What are the responsibilities and job description for the Sr. Staff/Staff AI/ML Engineer position at GEICO Tech?
About the job
Staff/Sr. Staff AI/ML Engineer
Overview
GEICO is seeking an experienced Staff or Sr. Staff Machine Learning Engineer to join the AI organization. This person will take on a critical leadership role in designing, implementing, and deploying cutting-edge machine learning models that solve real-world business challenges.
Key Responsibilities
- Lead the Design & Implementation of ML Models: Lead the architecture and implementation of machine learning models, working closely with Product, Business Units, and Engineering teams.
- Build Scalable Infrastructure: Design and develop scalable infrastructure for model training, automated hyperparameter tuning, and deployment pipelines, ensuring that systems are reliable and performant at scale.
- Write Production-Grade Code for ML Services and APIs: Write high-quality, maintainable production-grade code that turns machine learning models into deployable services and APIs. Ensure that code is modular and reusable for future ML projects.
- Optimize Model Performance and Resolve Issues: Debug and troubleshoot model performance issues, track key metrics, and continuously enhance model reliability, speed, and efficiency in production environments.
- End-to-End Model Lifecycle Management: Own the complete lifecycle of ML models, including monitoring, retraining, and managing versions of models to ensure they continue to meet business needs over time.
- Leadership and Mentorship: Guide and mentor junior machine learning engineers, promote best practices in software engineering, model development, and deployment. Lead technical decision-making processes and foster collaboration within the team.
- Collaboration Across Teams: Collaborate with cross-functional teams (e.g., data engineering, software development, and product management) to integrate machine learning models and ensure smooth deployment and operations in production systems.
- Stay Up to Date with Industry Trends: Continuously explore and integrate new machine learning techniques and system engineering tools, ensuring the team remains at the forefront of machine learning and systems architecture practices.
Basic Qualifications
- B.Sc. in Computer Science, Machine Learning, Engineering, or a related technical field.
- 6 years of hands-on experience applying machine learning techniques, including deep learning, reinforcement learning, and NLP in production environments.
- 6 years of experience utilizing open-source/cloud-agnostic components such as data warehouse (e.g. snowflake), streaming platform (e.g. Kafka), relational database (e.g. PostgreSQL), NoSQL (e.g. MongoDB, Cassandra), distributed processing (e.g. Spark, Ray), workflow management (e.g. Airflow, Temporal), etc.

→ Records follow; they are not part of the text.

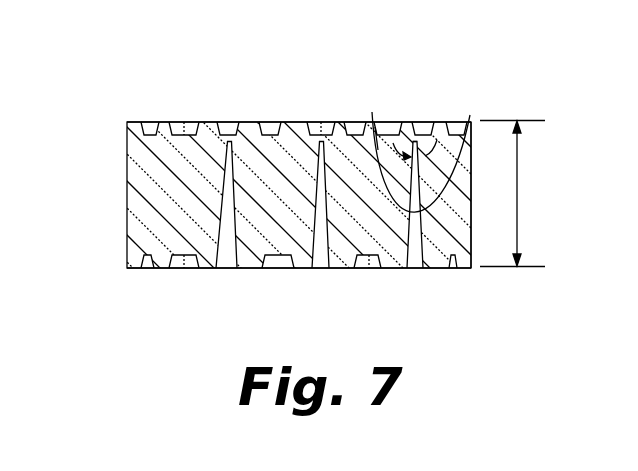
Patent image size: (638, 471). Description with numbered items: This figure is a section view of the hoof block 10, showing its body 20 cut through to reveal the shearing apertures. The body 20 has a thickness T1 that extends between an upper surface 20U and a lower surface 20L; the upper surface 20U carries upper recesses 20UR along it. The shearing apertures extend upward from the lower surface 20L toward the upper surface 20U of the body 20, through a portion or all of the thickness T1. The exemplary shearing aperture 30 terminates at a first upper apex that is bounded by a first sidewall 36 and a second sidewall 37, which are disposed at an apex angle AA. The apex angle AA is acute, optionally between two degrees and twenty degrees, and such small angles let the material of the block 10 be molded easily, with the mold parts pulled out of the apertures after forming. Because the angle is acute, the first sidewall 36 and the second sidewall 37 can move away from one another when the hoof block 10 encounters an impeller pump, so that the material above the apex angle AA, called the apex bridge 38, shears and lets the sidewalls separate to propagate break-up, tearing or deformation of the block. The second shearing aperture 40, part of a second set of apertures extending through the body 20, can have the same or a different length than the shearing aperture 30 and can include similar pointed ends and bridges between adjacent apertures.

The hoof block 10 is at (125, 88).
The body 20 is at (126, 135).
The upper surface 20U is at (137, 121).
The lower surface 20L is at (137, 267).
The upper recesses 20UR is at (230, 128).
The shearing aperture 30 is at (413, 260).
The second shearing aperture 40 is at (329, 280).
The first sidewall 36 is at (375, 127).
The apex bridge 38 is at (415, 140).
The second sidewall 37 is at (469, 118).
The apex angle AA is at (431, 137).
The thickness T1 is at (512, 194).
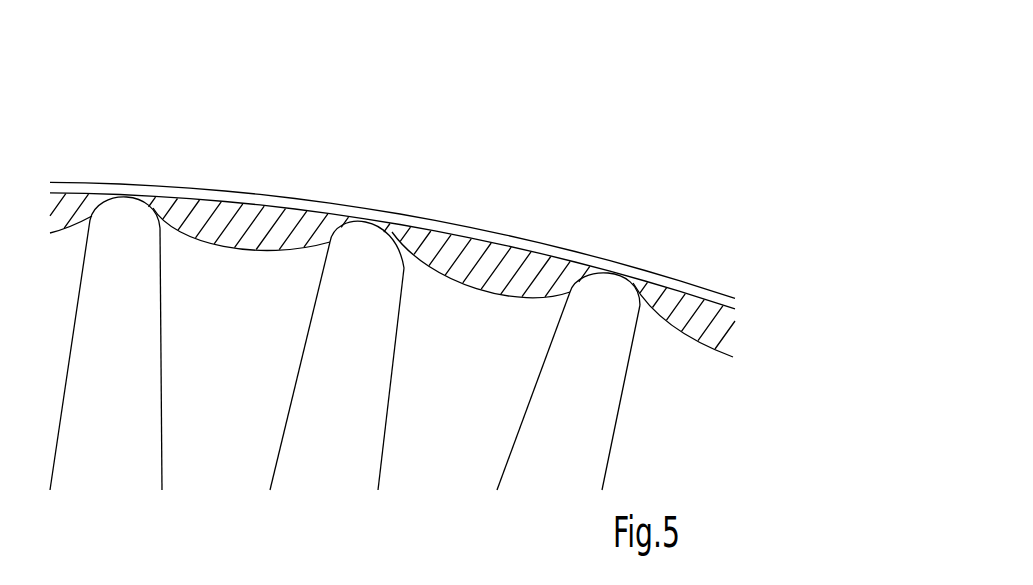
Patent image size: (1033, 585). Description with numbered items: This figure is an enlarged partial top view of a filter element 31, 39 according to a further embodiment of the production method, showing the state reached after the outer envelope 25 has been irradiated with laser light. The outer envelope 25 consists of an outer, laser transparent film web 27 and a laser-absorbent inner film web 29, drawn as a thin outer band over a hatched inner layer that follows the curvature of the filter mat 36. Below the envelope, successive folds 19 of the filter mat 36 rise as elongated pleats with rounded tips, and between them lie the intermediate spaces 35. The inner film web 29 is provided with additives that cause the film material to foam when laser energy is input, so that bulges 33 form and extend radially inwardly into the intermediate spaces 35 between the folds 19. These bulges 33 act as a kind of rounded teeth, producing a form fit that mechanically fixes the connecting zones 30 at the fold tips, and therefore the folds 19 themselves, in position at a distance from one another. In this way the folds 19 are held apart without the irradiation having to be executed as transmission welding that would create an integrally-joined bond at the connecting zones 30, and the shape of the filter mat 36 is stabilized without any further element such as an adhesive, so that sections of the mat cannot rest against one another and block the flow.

The folds 19 is at (163, 365).
The outer envelope 25 is at (262, 192).
The outer, laser transparent film web 27 is at (462, 223).
The laser-absorbent inner film web 29 is at (223, 251).
The connecting zones 30 is at (126, 196).
The filter element 31 is at (615, 140).
The bulges 33 is at (62, 234).
The intermediate spaces 35 is at (235, 429).
The filter mat 36 is at (163, 463).
The filter element 39 is at (670, 584).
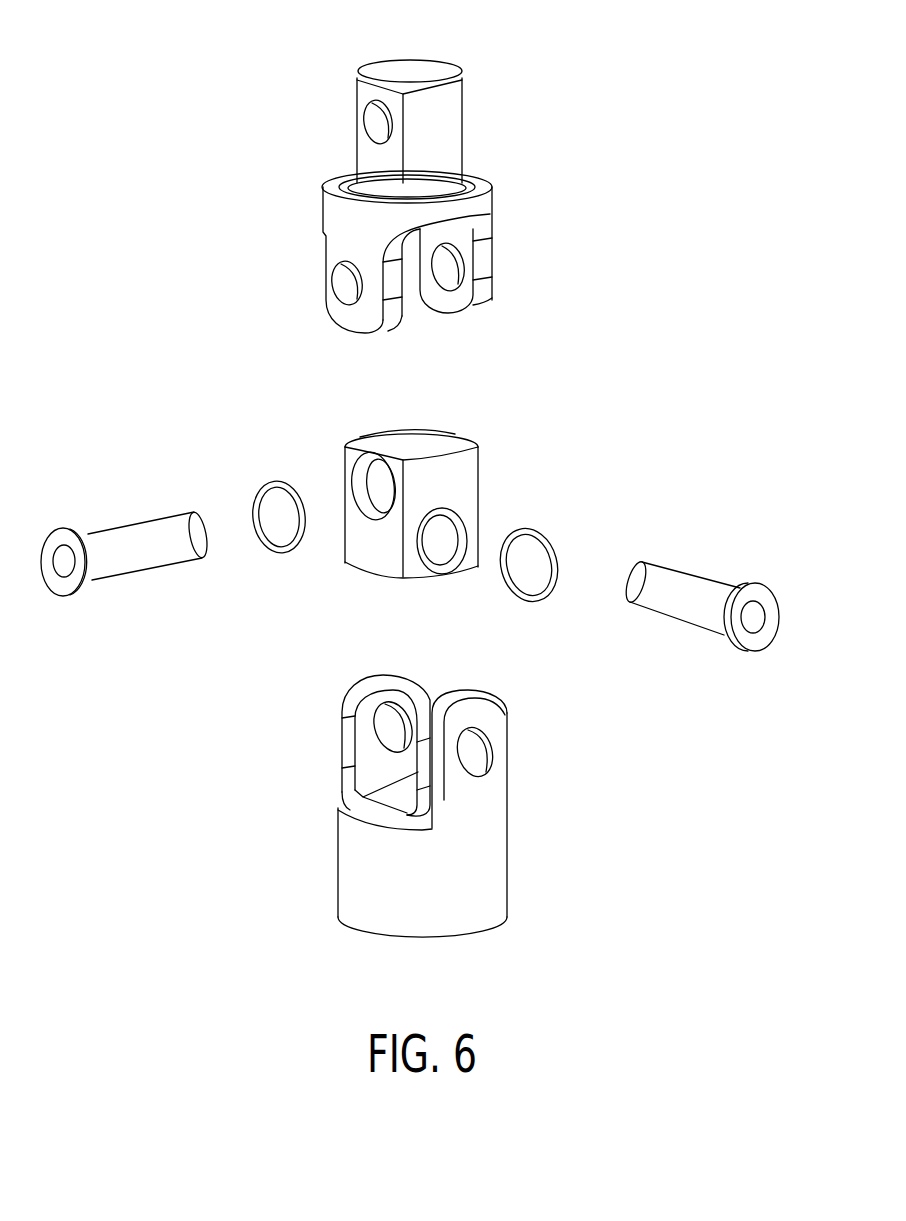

- 6 years of professional software development experience with at least two general-purpose programming languages such as Java, C , Python or C#.
- 6 years of experience with machine learning frameworks such as TensorFlow, PyTorch, Scikit-learn for model development.
- At least 4 years of experience with cloud platforms (AWS, Azure, GCP) and containerization technologies such as Docker, as well as orchestration tools like Kubernetes.
- Proven experience in deploying machine learning models in a production environment, ensuring scalability, reliability, and high availability.
Core Engineering Skills & Knowledge
- Extensive experience with object-oriented design (OOD), design patterns, writing clean, and maintainable code. Proficiency in version control (Git) and familiarity with Agile methodologies.
- Solid understanding of distributed systems and the challenges associated with scaling machine learning models in production, such as managing distributed data processing and microservices architectures.
- Expertise in implementing MLOPs practices, including setting up continuous integration (CI), continuous delivery (CD), automated testing, and deployment pipelines for ML models.
- Strong understanding of system architecture, performance optimization, designing fault-tolerant systems that handle large-scale data and high-volume requests.
- Experience designing and deploying machine learning models using cloud-based environments like AWS, Azure, or Google Cloud. Familiarity with cloud-native tools such as AWS Sage Maker, GCP AI Platform, or Azure Machine Learning.
- Experience setting up monitoring and logging systems to track performance in production environments and ensuring efficient resource utilization.
Preferred Qualifications
- Experience with designing and building high-performance distributed systems that handle large-scale data ingestion and processing for machine learning workloads.
- Experience with real-time inference pipelines and low-latency model serving.
- Familiar with serverless computing or managed services for ML model deployment.
- Advanced degree (M.Sc., Ph.D.) in a related field is a plus.
- Experience in working with GPU/TPU optimization for accelerated model training and inference.
Benefits
We offer competitive pay, comprehensive benefits package, paid vacation, sick leave, parental leave, 401(k) plan, tuition assistance, and more!
Equal Employment Opportunity
GEICO is an equal employment opportunity employer and provides a work environment in which each associate is able to be productive and work to the best of their ability. We do not condone or tolerate an atmosphere of intimidation or harassment. We expect and require the cooperation of all associates in maintaining an atmosphere free from discrimination and harassment with mutual respect by and for all associates and applicants.